Wearable sensor technology, particularly inertial measurement sensors are used in various motion analysis including applications in sport, medicine, and rehabilitation of patients after stroke. However, how would a hemiparetic stroke patient mount a sensor?
In the initial Iron man project, we designed and built a prototype to self-attach a wrist-worn sensor using 3D printing technology, see Figure 1. We extended our assistive robot with sensors, electronics, a microcontroller and coded an initial controlling routine.

Fig.1. The pictures illustrate the progress of the initial Iron man project during the summer term 2018, including a first sketch of the Iron man gantry vision to the final prototype.


In this follow-up project, we continue our assistive robot project and focus further on electronics and software and aim to implement a “Jarvis”- inspired human-computer-interaction approach. We will evaluate approaches to control robot-routines via voice-command, investigate audio feedback, and explore the possibilities provided by the versatile m5stack-microcontroller. Further improvements on the 3D-printed robot-structure and the wrist-band could be designed too, e.g. to re-charge the battery of the wrist-band.
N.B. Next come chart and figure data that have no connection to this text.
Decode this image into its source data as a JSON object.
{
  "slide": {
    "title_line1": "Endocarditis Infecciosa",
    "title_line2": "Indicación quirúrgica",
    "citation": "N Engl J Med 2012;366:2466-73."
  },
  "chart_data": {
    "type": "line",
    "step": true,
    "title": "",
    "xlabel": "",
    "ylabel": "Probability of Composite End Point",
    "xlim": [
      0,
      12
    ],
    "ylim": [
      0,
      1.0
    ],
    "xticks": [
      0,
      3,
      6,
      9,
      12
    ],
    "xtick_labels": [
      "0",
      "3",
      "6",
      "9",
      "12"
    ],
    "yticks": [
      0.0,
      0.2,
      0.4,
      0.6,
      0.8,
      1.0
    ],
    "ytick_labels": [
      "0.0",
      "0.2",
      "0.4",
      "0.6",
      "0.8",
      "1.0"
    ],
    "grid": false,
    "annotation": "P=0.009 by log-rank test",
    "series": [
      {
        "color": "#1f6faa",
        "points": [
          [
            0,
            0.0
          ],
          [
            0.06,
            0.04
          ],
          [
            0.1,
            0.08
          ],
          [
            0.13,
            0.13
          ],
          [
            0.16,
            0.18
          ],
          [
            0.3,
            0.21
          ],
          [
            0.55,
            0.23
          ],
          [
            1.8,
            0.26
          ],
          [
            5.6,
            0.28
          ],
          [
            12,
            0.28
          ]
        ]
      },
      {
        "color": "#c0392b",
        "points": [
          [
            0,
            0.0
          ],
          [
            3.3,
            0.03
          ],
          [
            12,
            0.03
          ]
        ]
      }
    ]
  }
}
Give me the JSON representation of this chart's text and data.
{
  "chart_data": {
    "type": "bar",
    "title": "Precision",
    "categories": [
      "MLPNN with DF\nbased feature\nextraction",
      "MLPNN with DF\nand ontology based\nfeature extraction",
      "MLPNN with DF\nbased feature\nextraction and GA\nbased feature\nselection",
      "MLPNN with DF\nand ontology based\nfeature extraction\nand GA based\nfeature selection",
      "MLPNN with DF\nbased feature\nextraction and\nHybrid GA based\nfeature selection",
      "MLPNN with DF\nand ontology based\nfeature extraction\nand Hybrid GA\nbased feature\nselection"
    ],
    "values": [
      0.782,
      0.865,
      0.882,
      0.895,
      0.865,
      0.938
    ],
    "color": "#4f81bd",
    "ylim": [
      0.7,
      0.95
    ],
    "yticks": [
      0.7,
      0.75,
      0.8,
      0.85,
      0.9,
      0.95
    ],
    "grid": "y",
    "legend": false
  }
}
In particular, we aim to further develop and extend our assistive robot, allowing users to self-attach and remove a wristband with an integrated motion sensor. A key-aspect of this seminar includes the evaluation of the usability, hence a study with healthy subjects will be implemented.

Learning objectives

  • Learning design principles in an engineering project, including 3D-printing, mechanical engineering, electronics, sensors and actuators, as well as software.
  • Defining design requirements and propose solutions for wearables.
  • Developing mechanical parts, 3D-printing, electronic and software engineering.
  • Gain practical experience in an interdisciplinary systems-engineering project.
  • (Wearable) Sensor technology used in rehabilitation, i.e. for hemiparetic patients after stroke.
  • Teamwork.

Course data

ECTS 5 / 7.5
Project type MSc.-Seminar (Group work), Extension to MSc.-Thesis can be discussed.
Work distribution 10% Theory, 60% Programming 30% Evaluation
Presence time Lecture: 1SWS, Exercises: 3SWS
Useful knowledge Mech./El./Inf.- Engineering, Python, m/e-CAD design knowledge beneficial
Period Winter semester 2018/19


Up-to-date literature recommendations will be provided during the seminar.